Marvin thought about that. He had seen the world. It had been scary at times, but also exhilarating. Who could have imagined it would be such a complicated, interesting place? Elaine was right—he was lucky. When you saw different parts of the world, you saw different parts of yourself. And when you stayed home, where it was safe, those parts of yourself also stayed hidden.
It wasn’t until late the next day that Marvin had a chance to visit James again. He made his way to James’s bedroom and found him hunched over his desk, drawing with his ink set. The pictures looked nothing like Marvin’s. The strokes were fat and unsteady. The things he drew had an abstract, disjointed look: an angular, foreshortened chair; the thick, pronged branches of the tree outside the window. James was concentrating so hard, he didn’t see Marvin crawl to the edge of the paper and stand there, watching. When the boy finally noticed him, he gasped in delight and sheepishly set down his pen.
“Hey!” he said. “Little guy! I never know when you’re going to show up. We have to figure out a way to reach each other, you know? Like if I have a special message for you, maybe I can leave something in the cupboard so you know to come here. Or if you really need me, you can do the same thing.” He thought for a minute. “Something small . . . I know!”
He tore off a corner of the paper he was drawing on and made an ink X on it. “We’ll put this in the kitchen cupboard behind the wastebasket, right by your house. We’ll leave it facedown unless one of us needs the other, then we’ll turn it over. And if it’s turned over, we’ll meet here at my desk in the afternoon. Okay? Let’s say four o’clock, because I’m always home from school by then.”
James nodded emphatically, pleased with himself. Marvin smiled up at him. They might not be able to talk to each other, but there were so many other ways to say what they meant.
James pointed at his picture. “Look what I’m making. I’ll never be as good as you are . . . but I like it. It’s fun.” He lowered his finger and Marvin climbed onto it.
“And guess what. I
have so much to tell you. I had to go to the police station! There was a jail and everything! And I talked to the FBI.” His face clouded momentarily. “I don’t think they believed me, exactly, when I said how I found the drawings. But Christina kind of took over and told them about Denny, and then they let me come home.”

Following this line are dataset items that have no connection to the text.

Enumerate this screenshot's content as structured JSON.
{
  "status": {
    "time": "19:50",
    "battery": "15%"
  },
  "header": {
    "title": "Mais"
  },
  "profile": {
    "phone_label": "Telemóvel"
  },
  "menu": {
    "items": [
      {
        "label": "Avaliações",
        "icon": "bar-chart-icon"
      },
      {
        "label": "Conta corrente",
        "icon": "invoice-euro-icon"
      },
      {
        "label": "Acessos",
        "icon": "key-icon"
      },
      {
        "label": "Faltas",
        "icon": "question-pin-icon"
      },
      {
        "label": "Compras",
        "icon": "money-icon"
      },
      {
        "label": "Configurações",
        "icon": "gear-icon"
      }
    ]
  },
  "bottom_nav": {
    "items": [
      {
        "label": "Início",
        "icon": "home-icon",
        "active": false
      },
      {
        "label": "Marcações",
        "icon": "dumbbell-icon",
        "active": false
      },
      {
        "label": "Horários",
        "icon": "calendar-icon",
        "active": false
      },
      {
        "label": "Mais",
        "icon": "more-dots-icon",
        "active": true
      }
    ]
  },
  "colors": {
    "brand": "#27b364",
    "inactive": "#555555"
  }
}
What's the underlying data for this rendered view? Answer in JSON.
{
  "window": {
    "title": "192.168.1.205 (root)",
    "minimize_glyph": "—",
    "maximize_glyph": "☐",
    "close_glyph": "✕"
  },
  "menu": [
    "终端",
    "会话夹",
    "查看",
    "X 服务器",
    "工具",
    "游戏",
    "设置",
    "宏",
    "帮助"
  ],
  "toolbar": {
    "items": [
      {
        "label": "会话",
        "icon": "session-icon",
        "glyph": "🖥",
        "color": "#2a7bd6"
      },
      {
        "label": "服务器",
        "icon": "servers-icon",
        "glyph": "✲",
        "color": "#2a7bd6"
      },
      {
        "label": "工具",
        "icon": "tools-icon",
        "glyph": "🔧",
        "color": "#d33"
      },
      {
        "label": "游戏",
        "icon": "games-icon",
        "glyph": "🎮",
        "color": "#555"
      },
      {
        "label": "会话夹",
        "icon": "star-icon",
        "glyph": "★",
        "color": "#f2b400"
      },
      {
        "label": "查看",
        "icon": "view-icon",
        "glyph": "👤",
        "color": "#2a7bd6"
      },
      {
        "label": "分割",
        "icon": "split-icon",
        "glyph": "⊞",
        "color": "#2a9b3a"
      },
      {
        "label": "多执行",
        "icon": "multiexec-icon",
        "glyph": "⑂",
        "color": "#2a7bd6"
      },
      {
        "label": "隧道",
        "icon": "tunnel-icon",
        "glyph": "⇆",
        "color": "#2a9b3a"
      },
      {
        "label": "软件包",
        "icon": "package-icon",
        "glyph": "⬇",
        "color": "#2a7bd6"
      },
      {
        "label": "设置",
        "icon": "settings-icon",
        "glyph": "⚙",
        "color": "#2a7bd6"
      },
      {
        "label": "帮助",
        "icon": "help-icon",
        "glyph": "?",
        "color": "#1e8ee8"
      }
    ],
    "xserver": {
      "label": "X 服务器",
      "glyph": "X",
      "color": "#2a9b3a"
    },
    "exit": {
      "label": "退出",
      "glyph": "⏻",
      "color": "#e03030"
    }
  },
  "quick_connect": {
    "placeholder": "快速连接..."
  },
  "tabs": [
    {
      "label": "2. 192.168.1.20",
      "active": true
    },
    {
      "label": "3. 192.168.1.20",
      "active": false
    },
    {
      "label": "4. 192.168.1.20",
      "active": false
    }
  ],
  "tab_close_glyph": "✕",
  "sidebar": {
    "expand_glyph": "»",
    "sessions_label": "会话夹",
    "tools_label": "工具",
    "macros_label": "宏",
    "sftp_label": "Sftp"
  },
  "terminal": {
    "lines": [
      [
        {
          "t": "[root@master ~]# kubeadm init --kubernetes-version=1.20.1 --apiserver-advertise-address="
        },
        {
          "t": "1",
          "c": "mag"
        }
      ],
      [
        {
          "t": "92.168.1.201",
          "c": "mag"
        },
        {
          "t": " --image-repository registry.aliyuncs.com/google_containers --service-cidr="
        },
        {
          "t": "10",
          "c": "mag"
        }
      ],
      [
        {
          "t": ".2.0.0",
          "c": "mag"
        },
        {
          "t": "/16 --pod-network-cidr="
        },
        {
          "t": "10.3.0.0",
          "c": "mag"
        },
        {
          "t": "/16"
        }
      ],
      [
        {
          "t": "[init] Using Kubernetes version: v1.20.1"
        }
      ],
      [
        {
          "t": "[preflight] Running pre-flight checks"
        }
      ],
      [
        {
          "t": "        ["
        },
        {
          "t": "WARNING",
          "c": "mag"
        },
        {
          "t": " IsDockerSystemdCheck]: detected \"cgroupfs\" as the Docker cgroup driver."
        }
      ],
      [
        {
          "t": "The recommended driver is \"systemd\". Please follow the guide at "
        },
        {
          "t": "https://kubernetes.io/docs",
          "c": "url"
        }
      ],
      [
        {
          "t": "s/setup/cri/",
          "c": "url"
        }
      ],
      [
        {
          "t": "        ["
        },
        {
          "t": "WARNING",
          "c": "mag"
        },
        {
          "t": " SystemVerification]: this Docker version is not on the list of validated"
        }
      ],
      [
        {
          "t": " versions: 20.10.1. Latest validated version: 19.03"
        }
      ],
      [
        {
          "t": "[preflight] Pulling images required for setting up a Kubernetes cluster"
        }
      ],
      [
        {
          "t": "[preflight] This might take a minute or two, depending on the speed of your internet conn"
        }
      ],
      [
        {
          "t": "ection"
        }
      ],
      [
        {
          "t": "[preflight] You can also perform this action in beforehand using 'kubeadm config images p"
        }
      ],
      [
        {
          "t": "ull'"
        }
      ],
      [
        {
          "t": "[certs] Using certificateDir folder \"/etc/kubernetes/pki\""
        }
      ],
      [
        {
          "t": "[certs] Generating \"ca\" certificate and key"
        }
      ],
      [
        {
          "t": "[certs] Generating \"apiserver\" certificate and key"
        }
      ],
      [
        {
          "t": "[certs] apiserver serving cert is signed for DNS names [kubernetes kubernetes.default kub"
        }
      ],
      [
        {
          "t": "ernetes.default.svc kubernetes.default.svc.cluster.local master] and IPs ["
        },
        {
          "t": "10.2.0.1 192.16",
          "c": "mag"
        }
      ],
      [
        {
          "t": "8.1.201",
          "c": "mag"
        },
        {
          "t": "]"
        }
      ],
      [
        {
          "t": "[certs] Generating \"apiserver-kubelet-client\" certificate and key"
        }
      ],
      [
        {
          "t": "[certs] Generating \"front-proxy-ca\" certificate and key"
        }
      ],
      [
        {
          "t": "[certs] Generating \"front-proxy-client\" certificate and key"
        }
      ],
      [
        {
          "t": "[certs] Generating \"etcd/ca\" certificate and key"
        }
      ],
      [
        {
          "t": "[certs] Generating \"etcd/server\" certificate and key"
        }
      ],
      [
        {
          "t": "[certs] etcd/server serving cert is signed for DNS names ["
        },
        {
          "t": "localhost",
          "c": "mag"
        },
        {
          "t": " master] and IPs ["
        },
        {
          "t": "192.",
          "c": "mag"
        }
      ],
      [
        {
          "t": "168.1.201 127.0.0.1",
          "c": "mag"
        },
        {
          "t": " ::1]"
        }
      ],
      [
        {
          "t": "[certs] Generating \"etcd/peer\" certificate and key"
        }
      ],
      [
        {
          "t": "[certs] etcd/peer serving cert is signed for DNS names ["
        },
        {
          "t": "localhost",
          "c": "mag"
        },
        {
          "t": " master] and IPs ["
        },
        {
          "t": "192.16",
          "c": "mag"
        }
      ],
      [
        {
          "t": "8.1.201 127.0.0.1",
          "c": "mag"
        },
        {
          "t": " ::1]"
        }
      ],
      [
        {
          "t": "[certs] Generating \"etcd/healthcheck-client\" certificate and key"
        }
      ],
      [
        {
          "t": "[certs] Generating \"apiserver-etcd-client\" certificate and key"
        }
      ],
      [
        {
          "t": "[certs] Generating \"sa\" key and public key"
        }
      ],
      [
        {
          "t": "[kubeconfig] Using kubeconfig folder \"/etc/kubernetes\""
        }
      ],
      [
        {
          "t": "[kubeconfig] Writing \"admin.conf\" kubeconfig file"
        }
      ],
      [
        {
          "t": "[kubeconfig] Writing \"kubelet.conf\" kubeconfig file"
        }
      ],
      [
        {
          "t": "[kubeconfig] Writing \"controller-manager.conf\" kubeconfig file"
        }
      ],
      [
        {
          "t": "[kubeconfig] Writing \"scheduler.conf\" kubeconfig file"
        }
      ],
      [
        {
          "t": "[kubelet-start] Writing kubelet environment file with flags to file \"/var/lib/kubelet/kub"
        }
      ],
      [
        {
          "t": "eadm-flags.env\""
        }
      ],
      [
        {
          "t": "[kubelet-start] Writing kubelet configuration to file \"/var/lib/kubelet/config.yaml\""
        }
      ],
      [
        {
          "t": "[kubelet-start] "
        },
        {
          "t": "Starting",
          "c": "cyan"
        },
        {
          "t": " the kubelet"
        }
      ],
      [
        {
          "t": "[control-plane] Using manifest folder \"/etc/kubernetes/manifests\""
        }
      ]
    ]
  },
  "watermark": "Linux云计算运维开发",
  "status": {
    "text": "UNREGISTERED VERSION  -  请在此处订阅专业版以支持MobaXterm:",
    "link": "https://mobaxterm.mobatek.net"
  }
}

James leaned closer to Marvin, lowering his voice. “The FBI can’t find Denny anywhere. When they got to the apartment, he’d cleaned out all his stuff. He may have left the country! They think he went to Germany. Christina keeps calling his cell phone, and he doesn’t answer.” James sighed. “I know what he did was wrong and everything, but I still kind of hope he doesn’t get caught.”
Then he laughed suddenly. “But guess what. The drawings are all over the news. They’re not saying how they were found, but they’ve had all these experts look at them already, and it’s such a big deal. Everyone on TV is so excited. They had an interview with one of the German guys from that museum where the other two were stolen, and he kept saying something like ‘Wunderbar! Wunderbar!’ My dad says that means ‘wonderful.’ ”
Marvin thought that it must be a dream come true for the museum people, to have all four of Dürer’s long-lost Virtues returned in one fell swoop.
James lifted Marvin close to his face, grinning at him. “And it’s all because of us! Well, you, mostly. But I helped. And Christina says they’ve gotten permission to put all of the drawings in some special exhibit, before they have to send them back. So they hung them this morning, and Dad just called and he says the lines for the museum are around the block. We’re going to go, all of us, this afternoon! Isn’t that great?”
James let out a long breath. “So you have to come, too, of course. You’re like a real, live hero!” He set Marvin down, looking at him proudly. “Nobody will ever know. But you are.”